MYSCHOOL GETS ‘F’ FOR NUMERACY

The Principal of a comprehensive public high school in Sydney’s western suburbs opens up the My School website to find its NAPLAN results headed mostly in red and pink, indicating that not only is their performance below the national average on just about everything, but they are even below the “similar schools” average on quite a few. The national comparison wasn’t a great surprise, since one in three Year 7/9 students is a newly arrived migrant (many of them refugees) and 85% of the students overall come from a non-English-speaking background. But the “similar schools” comparison hurts.

The picture on the “similar schools” page itself was even worse, with purple highlights all over the place, indicating that the school’s averages were either “below” or “substantially below” most of the other schools on the list.

As a parent, what do you make of this? The Deputy Prime Minister, Julia Gillard has invited parents to “rouse on” their school’s principal in these situations. But the fiercely supportive community of this school are far more likely to rouse on the DPM for insulting their school and the work it is doing.

Before the data was removed, My School told the world that almost half of the school’s families came from the upper end of the educational advantage scale. If those families were actually in the school, the Principal couldn’t find them in the school’s records of parent occupations and the like. On the contrary, it seemed that the vast majority – around 80-90% of the students – came from families squarely at the other end of the spectrum. It didn’t make sense.

The western suburbs are a patchwork, demographically speaking.

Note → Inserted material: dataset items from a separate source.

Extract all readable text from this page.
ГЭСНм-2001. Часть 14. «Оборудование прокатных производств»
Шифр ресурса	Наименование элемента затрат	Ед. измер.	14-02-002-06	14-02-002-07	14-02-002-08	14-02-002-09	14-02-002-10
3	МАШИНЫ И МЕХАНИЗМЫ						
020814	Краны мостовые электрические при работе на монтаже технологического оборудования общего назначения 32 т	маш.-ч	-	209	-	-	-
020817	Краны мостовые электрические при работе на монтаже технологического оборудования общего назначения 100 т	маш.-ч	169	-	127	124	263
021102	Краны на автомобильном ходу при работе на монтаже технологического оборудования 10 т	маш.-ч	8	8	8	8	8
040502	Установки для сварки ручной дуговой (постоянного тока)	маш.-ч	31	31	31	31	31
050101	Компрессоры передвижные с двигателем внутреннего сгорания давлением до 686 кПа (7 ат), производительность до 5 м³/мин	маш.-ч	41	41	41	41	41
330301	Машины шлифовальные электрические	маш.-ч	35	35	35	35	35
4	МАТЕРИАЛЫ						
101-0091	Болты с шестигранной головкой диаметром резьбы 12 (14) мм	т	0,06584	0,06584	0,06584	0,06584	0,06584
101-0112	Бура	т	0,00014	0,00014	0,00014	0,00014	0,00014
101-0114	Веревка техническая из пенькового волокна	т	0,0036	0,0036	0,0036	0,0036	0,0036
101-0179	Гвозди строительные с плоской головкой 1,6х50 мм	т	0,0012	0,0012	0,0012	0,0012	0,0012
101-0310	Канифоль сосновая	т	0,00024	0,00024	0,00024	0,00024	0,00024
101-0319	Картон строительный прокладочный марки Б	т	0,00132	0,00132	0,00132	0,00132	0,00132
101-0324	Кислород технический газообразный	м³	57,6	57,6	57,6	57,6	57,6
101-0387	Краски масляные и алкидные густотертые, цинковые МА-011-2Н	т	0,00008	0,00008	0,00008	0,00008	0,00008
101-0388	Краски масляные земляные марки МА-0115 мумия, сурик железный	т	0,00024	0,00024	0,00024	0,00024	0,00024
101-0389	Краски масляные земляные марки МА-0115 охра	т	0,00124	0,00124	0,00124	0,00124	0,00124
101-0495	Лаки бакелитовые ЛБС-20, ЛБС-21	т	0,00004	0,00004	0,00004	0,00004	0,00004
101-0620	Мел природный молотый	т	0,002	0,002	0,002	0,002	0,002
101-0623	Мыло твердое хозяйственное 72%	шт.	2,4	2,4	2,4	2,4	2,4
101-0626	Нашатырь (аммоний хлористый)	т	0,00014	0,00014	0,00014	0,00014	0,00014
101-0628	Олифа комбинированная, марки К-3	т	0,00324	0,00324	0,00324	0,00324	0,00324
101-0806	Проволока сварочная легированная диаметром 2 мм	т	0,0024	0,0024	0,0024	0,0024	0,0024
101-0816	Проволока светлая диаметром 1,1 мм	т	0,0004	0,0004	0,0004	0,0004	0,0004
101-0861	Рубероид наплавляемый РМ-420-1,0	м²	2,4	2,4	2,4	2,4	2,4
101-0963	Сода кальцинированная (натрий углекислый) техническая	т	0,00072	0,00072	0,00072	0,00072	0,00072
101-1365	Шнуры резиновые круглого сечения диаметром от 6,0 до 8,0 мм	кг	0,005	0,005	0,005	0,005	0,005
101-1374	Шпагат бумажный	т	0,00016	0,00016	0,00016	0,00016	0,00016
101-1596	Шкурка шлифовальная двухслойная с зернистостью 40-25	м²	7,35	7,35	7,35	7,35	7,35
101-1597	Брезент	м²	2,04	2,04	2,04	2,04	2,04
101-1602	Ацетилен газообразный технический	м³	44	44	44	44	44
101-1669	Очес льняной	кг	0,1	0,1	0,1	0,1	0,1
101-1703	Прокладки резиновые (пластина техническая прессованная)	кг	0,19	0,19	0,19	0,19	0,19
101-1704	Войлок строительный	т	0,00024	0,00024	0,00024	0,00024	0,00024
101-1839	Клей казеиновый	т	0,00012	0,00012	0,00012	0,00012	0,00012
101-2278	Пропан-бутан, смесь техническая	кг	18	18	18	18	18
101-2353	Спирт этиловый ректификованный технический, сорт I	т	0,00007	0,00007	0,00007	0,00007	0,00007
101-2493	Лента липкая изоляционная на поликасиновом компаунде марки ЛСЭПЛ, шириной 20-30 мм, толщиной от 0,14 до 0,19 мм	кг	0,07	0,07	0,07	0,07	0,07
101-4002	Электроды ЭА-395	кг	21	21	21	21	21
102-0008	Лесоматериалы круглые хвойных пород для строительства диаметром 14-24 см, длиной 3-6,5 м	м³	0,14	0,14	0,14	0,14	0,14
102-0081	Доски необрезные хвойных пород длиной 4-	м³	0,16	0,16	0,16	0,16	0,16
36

It’s true that people fitting the “high advantage” profile live in some of the leafier parts of this school’s drawing area, but few of their children go to the local high school; many attend one of several private (mostly religious) schools and colleges in the area.

This pattern is repeated in areas all around Sydney and there is no reason to believe that the same thing is not happening in other parts of NSW and in other states. The options available to more well-off parents mean that they are able to extend the educational advantage of their children and who can blame them?

But their choices confound attempts by ACARA1 to set up the kind of shopping guide that the DPM wants My School to be. For reasons that only they can explain, ACARA does not use the kind of student enrolment data that the Principal turned to. They use average values of 2006 census collection districts (CCDs) instead. Their calculations can only be accurate if the students from each CCD aren’t segregated by their parent’s choice of school.

To be fair, ACARA are sufficiently aware of this to invite system authorities, where they are able to, to make adjustments to the index2 on which the similar schools lists are based. However this part of the process is anything but transparent. We are told by ACARA that around 6.5% of schools nationally had their index adjusted on review. But we haven’t been told which schools, what data or criteria the local authorities used, or how much change was involved in particular cases.

A recent study of My School data by the NSW Secondary Principals’ Council indicated that, on a scale where a few points can change the colour codes, some NSW schools had their index shifted by over 100 points from ACARA’s original calculation. The school described here was apparently shifted by around 80 points, otherwise the colour scheme of its My School profile would have looked even worse. Fortunately for them, the NSW Department of Education knew its schools much better than ACARA and was able to retrieve the situation to some extent. It hasn’t made it right, from the school’s perspective, but it’s better. The community breakdown – which was clearly wrong – has been removed.
When corrections of that order are needed to bring ACARA’s figures into line with what schools and systems know, how serious can the Deputy Prime Minister be when she asks parents to judge their school’s NAPLAN performance this way?

Even without calculation errors, what is the point or comparing, for example, schools that are openly (or covertly) selective with those that take everybody? ACARA makes no distinctions in its similar schools list between schools that select especially bright students and schools, such as the example here, that work – often heroically –with large numbers of newly arrived migrants and refugees and send many of them off to university at the end of Year 12.

ACARA’s feeble and misleading attempts at school-to-school comparisons should be abandoned next time around and the existing pages removed from the website. They need to invite schools to publish information about what they are doing and the challenges they face, that is actually useful and meaningful to parents, not just a list of average test results that conceal far more than they reveal.

They should respect the intelligence of the public and give them rich data, like the kind that annual reports already contain. Let parents know the full situation with regard to fees, enrolment practices, religious requirements, specialist facilities and the rest.

Parents could then make their own school comparisons where they wish to, using the kinds of information and criteria that are meaningful to them. They don’t need to be confounded and misled by dodgy, colour-coded comparisons that even the statisticians can’t get right.

28 March 2010

Bernie Shepherd, AM, FACE, is a retired NSW High School Principal, former member of the Board of Studies in NSW and office-bearer in both the NSW Secondary Principals Council and the Australian Secondary Principals Association.